Range of Delta Electrons
The production of highly energetic electrons (so-called delta electrons) will reduce the spatial resolution by shifting a part of the primary ionization to one side of the track. These electrons typically get emitted transversely to the through going particle. Their practical range depends on their initial energy, the precise functional form of this dependence is not quite clear from the literature, especially in the most relevant region of energies below a few keV.
Taken from PR 170, 391 (1968), I get a mostly linear dependence of the practical range as a function of energy, which for the case of Ar translates into
r = 3.2 mm * E/keV (1 - 0.98/(1+ 3.12*10^-3 *E/keV))

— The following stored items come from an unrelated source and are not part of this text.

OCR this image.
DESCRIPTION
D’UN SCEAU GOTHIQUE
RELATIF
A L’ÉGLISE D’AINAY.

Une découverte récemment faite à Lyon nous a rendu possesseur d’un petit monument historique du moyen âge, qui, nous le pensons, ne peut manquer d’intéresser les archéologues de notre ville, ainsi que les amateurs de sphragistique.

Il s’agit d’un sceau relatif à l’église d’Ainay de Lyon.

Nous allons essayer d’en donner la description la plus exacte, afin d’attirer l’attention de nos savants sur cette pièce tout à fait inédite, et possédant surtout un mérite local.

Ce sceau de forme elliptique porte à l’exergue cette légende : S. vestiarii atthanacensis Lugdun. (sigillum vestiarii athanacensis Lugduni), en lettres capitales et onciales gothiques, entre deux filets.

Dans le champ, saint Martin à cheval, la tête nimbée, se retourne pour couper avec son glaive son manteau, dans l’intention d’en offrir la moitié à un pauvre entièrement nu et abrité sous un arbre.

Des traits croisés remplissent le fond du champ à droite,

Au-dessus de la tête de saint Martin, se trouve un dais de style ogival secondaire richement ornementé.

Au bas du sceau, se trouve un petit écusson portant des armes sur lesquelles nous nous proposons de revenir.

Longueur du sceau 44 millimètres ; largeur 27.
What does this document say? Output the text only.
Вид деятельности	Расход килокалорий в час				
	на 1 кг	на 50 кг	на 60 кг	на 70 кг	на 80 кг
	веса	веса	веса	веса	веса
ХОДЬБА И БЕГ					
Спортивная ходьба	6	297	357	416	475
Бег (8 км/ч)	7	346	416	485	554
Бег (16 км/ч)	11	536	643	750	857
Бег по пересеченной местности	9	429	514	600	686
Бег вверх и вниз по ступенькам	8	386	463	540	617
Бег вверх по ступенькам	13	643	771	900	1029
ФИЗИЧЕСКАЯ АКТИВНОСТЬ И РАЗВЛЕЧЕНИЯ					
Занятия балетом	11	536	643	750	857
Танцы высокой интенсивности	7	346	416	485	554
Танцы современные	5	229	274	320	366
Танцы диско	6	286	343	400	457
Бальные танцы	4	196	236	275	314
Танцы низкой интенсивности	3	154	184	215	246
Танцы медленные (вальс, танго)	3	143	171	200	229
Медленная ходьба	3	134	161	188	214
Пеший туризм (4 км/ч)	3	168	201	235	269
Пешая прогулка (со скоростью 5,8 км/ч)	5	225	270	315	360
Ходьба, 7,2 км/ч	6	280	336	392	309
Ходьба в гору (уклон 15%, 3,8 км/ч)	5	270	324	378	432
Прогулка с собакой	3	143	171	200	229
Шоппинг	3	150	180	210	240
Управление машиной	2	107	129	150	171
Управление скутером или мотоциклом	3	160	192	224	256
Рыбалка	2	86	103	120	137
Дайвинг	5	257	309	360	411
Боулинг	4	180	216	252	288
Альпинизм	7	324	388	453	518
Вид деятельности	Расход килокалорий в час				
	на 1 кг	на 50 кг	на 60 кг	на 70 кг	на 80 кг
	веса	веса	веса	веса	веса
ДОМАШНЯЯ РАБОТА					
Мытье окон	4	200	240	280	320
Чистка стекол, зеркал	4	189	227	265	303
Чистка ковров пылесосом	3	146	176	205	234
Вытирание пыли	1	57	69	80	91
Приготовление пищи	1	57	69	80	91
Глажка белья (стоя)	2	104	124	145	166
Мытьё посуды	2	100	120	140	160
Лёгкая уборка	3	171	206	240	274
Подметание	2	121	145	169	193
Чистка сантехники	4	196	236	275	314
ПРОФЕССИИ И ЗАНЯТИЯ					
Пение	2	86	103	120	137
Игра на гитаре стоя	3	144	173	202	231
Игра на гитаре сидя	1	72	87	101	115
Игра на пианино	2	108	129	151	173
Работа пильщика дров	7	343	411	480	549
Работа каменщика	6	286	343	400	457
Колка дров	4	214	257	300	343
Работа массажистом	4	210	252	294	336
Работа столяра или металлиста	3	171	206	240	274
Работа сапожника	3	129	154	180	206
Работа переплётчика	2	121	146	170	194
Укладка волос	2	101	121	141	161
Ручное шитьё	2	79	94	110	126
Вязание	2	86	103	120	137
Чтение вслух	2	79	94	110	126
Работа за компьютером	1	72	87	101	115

That would mean ~70 um for a 1 keV electron.
On the other hand, taken from F. Sauli, CERN 77-09, for Ar
r = 4260 mm * (E/MeV)^1.72
That would mean ~29.5 um for 1 keV. The difference between those two formulas gets much bigger at lower energies, since one is linear, the other is exponential. I don't know which one to trust more, the linear one certainly would be a worst-case estimate for us.
This is an effect that could be included in the simulator for primary produced electrons above 100 eV or so. Those guys are already quite rare, so this should not be a serious CPU eater.